Another outcome linked to having no health insurance is bankruptcy. Elizabeth Warren, Massachusetts senator and 2020 presidential candidate, wrote about this phenomenon when she was a professor at Harvard, noting that half of people declaring bankruptcy had medical debt. But while medical bills may wreck your personal finances, do they really drive bankruptcy?
Again, Dobkin saw an opportunity. But this time, rather than using a specific age as the threshold, he used hospitalization and looked at people’s finances before and after. While Warren had looked at people who went bankrupt and worked backwards, Dobkin looked at people who were hospitalized and then evaluated how that affected their finances.
His findings were like Warren’s in some respects—medical debt is certainly crippling—but also different in key ways. For one, his bankruptcy numbers were lower. When you tracked forward, medical bills factored in only 5–10 percent of bankruptcies. And Dobkin’s work suggests that it’s not only the medical bills that break people, it’s also the time away from work. Not having health insurance does put you at higher risk, but it’s not the only driver, he said. “The real issue is the unemployment that results.”

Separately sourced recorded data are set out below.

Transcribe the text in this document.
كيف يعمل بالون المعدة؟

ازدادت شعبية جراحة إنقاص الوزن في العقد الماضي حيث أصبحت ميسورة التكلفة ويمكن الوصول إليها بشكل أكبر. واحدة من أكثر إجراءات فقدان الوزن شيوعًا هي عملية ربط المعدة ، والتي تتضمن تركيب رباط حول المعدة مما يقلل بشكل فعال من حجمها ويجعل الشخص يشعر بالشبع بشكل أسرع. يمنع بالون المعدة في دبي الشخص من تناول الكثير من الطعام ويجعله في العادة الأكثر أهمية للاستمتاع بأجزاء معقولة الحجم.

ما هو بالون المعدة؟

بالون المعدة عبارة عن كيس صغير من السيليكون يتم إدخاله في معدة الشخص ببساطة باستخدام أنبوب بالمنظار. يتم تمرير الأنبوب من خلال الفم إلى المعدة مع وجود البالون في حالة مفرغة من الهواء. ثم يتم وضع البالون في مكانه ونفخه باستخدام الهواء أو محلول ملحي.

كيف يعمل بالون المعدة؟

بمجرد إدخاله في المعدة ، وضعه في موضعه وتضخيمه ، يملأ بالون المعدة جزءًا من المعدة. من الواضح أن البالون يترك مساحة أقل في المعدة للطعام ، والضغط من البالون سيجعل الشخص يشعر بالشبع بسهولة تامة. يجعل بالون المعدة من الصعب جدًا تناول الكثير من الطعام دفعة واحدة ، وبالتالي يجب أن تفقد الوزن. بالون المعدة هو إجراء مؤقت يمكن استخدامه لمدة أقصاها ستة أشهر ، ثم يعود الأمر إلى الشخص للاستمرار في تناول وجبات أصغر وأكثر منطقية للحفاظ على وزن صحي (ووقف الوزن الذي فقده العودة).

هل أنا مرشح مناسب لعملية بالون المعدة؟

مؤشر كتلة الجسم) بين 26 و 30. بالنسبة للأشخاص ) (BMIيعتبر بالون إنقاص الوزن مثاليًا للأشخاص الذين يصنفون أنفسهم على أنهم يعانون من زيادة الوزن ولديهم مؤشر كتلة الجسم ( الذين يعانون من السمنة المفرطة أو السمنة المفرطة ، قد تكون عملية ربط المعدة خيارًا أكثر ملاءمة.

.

This might seem like splitting hairs to most of us, but it’s important to policy makers. If medical debt is the primary problem, then we should be looking for ways to help pay people’s hospital bills. But if it’s a matter of income loss, we might do better by seeking to broaden medical leave insurance.
Fitting questions
Of course, Dobkin’s careful attention to methods and process is somewhat limiting. One criticism of discontinuity analysis is that it only applies to a few big moments in a person’s life. In other words, it forces you to look at questions that fit rather than ones that might address other important issues.

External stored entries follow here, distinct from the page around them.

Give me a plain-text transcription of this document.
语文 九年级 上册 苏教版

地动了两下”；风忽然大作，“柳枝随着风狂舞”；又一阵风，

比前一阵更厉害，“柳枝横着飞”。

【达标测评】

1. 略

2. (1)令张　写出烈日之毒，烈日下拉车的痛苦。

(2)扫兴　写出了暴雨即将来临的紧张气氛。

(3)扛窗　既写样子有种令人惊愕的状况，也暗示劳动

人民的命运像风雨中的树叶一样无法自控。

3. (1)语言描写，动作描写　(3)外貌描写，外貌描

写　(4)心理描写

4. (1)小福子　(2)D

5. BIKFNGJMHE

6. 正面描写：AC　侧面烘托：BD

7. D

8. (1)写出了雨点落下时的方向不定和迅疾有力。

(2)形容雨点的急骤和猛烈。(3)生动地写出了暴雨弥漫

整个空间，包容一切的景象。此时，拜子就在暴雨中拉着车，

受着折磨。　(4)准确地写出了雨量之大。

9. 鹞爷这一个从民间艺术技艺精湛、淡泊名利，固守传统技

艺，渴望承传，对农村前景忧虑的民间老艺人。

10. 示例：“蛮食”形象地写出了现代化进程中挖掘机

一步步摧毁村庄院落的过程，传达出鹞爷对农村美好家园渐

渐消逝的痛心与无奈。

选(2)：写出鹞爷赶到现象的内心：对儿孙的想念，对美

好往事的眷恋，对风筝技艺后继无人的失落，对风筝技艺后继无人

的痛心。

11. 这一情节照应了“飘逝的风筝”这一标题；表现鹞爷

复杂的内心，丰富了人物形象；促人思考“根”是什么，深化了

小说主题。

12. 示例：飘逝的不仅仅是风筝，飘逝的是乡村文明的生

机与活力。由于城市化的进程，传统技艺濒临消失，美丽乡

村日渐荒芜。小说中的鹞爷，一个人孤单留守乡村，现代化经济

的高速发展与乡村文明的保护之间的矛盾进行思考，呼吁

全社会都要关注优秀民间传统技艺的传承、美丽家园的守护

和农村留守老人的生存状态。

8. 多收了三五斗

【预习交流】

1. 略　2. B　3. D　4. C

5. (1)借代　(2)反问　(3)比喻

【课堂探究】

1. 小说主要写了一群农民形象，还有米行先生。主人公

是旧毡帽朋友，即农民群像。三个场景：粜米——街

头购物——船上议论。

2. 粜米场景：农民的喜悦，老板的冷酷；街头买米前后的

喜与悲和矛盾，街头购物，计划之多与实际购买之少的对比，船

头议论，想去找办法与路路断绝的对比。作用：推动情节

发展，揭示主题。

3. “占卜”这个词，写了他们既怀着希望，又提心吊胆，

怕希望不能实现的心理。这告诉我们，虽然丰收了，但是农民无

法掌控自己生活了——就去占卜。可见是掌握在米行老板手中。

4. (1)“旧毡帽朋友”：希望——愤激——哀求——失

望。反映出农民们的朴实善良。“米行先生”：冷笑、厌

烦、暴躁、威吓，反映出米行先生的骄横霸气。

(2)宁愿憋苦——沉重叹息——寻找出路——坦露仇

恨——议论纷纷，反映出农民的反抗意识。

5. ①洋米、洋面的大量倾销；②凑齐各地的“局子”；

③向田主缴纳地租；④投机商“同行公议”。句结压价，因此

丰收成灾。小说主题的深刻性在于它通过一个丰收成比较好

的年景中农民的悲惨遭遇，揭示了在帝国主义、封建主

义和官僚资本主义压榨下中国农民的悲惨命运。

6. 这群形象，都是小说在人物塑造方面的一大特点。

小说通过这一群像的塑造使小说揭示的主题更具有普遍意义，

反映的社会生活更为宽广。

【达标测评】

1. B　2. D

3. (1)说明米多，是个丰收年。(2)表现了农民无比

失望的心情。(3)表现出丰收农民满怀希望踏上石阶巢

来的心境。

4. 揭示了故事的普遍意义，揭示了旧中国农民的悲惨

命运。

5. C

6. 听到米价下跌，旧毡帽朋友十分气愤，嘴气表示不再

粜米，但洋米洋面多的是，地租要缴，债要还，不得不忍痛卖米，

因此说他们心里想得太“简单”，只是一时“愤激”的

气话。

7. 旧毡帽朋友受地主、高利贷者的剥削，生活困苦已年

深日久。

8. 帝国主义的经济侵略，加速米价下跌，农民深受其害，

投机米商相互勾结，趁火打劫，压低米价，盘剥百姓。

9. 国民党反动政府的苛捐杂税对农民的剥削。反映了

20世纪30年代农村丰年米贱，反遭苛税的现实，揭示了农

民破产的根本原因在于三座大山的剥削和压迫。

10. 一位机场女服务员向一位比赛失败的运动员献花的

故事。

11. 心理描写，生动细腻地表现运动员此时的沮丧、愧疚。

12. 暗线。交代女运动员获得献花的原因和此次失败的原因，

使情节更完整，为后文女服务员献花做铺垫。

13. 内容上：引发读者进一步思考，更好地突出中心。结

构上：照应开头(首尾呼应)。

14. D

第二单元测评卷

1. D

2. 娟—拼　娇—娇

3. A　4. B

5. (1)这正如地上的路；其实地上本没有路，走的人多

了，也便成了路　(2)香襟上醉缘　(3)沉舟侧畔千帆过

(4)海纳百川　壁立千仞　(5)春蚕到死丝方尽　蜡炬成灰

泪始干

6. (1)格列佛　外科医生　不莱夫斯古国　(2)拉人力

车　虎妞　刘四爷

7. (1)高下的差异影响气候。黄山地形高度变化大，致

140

But in this era of unending dubious statistics, Dobkin said, it’s too easy to see whatever you want to in big datasets. We know that mercury is bad for you because its toxic effects occur quickly. In contrast, fat, sugar, coffee, alcohol, and even tobacco take a long time to trigger disease. Likewise, the benefits of pomegranate juice or tea tree oil just don’t pop up in straightforward analyses of even the largest datasets. “Most things don’t have big, immediately discernible effects,” Dobkin said. No matter how much we might want them to.